Nella mattinata del 22 aprile 1945 le avanguardie della Brigata «Remo» entrarono in azione contro le retroguardie tedesche in ritirata. Mirandola fu così liberata definitivamente domenica 22 aprile come risulta dalla relazione del Comando Piazza di Mirandola che riproduciamo integralmente, anche se ci pare lecito avanzare in nota alcune riserve: «Il 1° Battaglione patrioti operante nella zona di Mirandola, il 22 aprile 1945, all'approssimarsi delle truppe alleate, sotto la guida della nota missione inglese, serrava le file e prima dello scadere della mezzanotte raggiungeva a piccoli gruppi questa città, deciso di strapparla al nemico per evitarne la distruzione. Durante la marcia di avvicinamento a Mirandola uno di tali gruppi catturava 3 agenti della Questura repubblicana fascista che furono prontamente eliminati. Alla periferia della città le nostre avanguardie si scontravano con reparti fascisti in ritirata che venivano subito agganciati in combattimenti; ma, data la preponderanza numerica del nemico, le nostre pattuglie, dopo breve sparatoria, si sganciavano dall'avversario ripiegando in posizione più favorevole e attendendo il grosso del Battaglione. «Poco dopo l'intero Battaglione entrò in città stessa costituendo posti di blocco nei punti periferici di maggior traffico. Il nemico, impegnato ripetutamente in duri combattimenti, veniva scacciato prima dalla città e poscia ostacolato nella sua ritirata; i nostri reparti, costituendo i posti di blocco, infatti, attaccavano coraggiosamente le colonne in ritirata falciandole e disperdendole. Numerosi attacchi nemici furono respinti e la città venne tenuta fino all'arrivo degli Alleati sebbene bersaglio di un bombardamento durato molte ore» (11). La relazione prosegue elencando le azioni di rastrellamento compiuto nella notte fra il 22 e il 23 e nella giornata del lunedì, nel corso delle quali caddero i partigiani «Hans» (un soldato tedesco passato alla Resistenza) ed Erminio Ori di Mirandola.

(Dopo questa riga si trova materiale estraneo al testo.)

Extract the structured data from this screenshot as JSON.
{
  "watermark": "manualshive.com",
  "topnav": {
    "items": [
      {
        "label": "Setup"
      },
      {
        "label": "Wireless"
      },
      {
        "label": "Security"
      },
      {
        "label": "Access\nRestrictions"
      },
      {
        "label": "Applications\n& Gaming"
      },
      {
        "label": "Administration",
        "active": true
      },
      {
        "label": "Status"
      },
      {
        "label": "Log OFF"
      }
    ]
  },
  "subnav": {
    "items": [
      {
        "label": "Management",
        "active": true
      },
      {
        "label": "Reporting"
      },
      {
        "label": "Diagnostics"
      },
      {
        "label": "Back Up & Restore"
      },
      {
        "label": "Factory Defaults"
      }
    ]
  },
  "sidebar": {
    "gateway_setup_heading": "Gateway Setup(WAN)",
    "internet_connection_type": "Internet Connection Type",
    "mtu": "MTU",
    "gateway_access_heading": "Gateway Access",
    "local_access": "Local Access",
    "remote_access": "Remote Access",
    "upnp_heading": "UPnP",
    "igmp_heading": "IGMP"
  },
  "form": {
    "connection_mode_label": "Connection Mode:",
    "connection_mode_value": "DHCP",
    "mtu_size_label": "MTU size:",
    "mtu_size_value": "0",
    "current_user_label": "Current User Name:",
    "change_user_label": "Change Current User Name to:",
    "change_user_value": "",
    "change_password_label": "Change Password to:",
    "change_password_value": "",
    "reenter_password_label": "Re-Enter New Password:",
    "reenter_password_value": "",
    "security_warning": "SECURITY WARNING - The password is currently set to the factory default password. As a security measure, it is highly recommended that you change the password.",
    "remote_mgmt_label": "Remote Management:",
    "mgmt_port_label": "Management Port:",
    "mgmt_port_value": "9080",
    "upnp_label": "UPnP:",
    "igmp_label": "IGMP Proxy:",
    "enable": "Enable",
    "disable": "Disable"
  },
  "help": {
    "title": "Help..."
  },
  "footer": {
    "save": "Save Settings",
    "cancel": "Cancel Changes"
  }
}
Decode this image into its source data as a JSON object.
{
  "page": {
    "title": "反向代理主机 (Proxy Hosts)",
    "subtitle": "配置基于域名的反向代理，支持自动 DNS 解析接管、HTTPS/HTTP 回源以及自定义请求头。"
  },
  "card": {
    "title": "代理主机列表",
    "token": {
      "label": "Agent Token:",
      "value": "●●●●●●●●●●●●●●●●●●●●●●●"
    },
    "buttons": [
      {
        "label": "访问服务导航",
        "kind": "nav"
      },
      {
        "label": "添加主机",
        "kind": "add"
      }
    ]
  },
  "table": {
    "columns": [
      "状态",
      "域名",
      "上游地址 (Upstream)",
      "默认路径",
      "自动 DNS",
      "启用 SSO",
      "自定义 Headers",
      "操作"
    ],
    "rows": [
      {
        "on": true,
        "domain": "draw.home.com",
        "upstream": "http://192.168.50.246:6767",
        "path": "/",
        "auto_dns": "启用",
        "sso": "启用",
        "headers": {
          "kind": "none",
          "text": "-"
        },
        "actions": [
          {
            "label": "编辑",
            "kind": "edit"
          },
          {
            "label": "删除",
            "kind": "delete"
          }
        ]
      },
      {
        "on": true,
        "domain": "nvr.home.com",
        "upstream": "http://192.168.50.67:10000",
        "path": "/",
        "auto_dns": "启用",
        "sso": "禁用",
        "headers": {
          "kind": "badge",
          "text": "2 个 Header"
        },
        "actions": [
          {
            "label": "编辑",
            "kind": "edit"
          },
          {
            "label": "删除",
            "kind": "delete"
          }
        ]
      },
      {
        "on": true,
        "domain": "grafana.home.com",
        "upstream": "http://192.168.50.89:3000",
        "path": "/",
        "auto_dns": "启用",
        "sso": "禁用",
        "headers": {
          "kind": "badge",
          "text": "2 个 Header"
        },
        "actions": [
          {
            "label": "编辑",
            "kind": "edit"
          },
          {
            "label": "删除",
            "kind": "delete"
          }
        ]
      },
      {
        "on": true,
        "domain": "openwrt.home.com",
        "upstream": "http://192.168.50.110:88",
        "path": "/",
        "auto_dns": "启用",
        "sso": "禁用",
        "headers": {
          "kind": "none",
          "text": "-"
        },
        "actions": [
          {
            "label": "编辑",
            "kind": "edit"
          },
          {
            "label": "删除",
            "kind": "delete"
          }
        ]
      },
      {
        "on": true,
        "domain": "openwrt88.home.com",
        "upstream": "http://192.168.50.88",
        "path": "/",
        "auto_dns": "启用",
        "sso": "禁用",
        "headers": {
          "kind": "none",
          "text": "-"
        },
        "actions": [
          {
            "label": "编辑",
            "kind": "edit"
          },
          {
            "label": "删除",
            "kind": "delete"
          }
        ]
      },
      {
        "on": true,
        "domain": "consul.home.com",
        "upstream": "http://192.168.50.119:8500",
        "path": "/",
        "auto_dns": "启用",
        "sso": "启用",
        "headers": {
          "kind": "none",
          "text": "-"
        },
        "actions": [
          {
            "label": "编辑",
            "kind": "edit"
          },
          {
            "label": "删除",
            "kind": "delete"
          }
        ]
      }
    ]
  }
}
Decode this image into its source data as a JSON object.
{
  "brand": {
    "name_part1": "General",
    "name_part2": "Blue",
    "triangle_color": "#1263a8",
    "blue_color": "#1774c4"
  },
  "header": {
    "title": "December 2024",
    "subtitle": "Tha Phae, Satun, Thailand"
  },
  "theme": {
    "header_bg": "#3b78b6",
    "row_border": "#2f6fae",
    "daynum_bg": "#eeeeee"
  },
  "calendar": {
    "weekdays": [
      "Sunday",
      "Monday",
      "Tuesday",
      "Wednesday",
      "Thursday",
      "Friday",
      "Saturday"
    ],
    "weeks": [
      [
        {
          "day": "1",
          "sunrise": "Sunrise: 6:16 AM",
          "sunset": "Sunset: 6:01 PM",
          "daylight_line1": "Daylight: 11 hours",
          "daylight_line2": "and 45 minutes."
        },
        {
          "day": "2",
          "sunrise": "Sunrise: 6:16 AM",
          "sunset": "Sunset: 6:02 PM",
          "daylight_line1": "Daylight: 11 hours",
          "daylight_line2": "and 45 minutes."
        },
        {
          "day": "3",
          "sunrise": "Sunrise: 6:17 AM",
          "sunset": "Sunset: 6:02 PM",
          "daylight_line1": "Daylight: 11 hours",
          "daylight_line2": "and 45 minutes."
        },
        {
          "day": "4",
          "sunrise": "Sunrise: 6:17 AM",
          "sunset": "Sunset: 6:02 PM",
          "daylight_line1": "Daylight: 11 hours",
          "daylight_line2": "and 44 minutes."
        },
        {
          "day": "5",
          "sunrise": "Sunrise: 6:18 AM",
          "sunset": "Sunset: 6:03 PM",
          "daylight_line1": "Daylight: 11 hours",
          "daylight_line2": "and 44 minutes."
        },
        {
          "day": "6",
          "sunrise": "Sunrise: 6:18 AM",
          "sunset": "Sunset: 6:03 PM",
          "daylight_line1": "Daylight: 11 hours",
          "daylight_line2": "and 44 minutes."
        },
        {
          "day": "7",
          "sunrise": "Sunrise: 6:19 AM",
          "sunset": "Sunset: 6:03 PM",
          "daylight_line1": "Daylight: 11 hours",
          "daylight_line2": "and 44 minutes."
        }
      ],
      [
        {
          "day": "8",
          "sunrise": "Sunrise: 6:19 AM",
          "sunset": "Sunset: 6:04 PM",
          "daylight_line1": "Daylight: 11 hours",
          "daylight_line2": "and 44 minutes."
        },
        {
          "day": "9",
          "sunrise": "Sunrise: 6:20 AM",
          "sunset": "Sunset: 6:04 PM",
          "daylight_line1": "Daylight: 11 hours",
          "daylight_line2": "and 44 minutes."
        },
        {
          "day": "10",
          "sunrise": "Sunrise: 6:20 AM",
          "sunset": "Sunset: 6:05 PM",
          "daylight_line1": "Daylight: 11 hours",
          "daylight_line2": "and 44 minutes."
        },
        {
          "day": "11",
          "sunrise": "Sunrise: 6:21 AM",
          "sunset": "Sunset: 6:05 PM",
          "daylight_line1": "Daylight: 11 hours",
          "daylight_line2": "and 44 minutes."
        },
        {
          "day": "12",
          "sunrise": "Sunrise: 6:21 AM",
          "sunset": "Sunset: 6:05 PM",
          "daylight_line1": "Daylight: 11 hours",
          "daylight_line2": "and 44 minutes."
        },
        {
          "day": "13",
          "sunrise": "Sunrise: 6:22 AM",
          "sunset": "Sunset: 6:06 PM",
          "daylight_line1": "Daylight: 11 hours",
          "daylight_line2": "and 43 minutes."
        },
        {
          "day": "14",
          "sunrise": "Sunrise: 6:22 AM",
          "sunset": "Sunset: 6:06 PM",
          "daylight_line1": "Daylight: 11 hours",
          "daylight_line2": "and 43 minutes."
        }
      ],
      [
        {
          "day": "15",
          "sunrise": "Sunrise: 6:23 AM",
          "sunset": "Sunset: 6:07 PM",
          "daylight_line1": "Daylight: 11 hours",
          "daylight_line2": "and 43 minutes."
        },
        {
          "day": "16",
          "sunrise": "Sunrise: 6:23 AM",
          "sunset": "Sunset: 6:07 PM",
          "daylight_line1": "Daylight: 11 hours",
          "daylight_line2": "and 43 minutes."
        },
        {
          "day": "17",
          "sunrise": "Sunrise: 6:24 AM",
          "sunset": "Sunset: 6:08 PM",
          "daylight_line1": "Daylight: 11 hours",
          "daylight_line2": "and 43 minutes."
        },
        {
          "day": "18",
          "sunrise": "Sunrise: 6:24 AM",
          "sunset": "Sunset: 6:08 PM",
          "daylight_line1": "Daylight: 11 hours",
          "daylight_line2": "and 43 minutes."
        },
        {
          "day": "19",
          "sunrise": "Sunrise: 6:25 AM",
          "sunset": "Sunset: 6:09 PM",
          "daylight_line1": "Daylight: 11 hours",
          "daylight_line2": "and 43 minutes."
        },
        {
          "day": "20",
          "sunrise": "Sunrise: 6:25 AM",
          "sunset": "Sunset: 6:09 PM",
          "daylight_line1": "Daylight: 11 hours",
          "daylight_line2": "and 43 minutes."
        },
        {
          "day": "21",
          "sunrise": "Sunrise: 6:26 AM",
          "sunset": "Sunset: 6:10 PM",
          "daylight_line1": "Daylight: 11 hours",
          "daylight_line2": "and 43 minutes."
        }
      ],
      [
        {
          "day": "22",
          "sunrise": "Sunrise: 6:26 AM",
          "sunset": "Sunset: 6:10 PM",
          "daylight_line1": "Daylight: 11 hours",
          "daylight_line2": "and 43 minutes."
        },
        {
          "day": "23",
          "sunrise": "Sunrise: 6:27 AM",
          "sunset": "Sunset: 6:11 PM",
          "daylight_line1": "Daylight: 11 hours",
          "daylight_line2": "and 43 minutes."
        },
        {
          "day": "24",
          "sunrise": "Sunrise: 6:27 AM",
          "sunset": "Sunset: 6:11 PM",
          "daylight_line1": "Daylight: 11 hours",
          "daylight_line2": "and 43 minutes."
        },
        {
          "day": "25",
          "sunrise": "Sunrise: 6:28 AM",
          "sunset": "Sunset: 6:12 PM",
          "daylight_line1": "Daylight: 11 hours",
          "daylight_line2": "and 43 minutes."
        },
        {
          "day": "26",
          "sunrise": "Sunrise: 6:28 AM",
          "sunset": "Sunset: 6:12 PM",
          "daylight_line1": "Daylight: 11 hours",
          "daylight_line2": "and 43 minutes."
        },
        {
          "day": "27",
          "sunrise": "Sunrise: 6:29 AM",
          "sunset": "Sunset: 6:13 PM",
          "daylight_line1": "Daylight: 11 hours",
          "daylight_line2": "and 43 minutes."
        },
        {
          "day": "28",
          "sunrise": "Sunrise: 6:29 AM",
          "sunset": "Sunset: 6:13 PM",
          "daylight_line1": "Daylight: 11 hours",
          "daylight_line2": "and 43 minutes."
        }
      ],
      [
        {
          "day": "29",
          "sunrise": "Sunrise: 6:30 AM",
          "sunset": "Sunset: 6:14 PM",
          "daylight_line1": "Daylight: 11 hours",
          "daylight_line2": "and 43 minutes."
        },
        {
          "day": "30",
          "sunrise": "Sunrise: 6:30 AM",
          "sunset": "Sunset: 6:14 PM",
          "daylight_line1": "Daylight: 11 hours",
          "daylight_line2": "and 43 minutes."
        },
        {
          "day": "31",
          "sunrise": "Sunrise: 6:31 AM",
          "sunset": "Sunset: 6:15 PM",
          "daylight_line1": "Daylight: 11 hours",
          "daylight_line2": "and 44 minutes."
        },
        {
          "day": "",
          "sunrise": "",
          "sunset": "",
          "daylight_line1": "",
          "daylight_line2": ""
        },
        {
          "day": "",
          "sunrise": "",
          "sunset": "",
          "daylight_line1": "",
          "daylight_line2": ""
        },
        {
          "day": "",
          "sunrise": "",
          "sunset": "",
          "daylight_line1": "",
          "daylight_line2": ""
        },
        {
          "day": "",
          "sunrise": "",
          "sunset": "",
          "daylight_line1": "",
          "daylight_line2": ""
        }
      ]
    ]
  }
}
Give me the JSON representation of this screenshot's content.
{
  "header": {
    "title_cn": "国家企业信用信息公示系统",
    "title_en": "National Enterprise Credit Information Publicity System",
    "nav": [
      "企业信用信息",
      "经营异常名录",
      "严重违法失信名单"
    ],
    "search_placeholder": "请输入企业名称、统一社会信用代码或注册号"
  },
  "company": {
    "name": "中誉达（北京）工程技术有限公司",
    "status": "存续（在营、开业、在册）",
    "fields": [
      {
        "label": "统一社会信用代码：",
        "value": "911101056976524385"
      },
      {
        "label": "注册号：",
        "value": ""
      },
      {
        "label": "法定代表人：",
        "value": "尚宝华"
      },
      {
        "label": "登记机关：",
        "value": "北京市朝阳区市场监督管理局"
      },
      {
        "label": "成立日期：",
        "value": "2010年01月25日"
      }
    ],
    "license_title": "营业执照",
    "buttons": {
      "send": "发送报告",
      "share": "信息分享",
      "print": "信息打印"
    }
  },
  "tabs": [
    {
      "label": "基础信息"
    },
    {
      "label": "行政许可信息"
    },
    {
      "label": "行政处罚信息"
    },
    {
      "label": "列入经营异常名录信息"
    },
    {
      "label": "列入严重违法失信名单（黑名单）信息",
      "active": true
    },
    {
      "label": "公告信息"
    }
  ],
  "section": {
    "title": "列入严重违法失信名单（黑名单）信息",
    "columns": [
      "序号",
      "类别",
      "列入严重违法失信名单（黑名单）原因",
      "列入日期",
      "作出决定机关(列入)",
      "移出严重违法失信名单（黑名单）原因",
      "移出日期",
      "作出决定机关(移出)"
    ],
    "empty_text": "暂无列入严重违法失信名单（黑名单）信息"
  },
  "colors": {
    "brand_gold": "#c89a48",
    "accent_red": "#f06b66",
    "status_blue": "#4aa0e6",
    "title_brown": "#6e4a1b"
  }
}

Se questa relazione compresa nel "Diario storico della Brigata «Remo»" suscita alcune perplessità, altre e ben più serie ne propone la versione dei fatti (piuttosto discordante dalla prima) quale ci viene fornita da una relazione stesa in data imprecisata da alcuni componenti del nucleo mirandolese del Partito d'Azione: a meno che essa - pagando un debito evidente a quel patriottismo di partito al quale abbiamo accennato - non intenda riferire, amplificandone all'estremo il significato, uno dei tanti episodi attraverso i quali si operò la liberazione di Mirandola (12).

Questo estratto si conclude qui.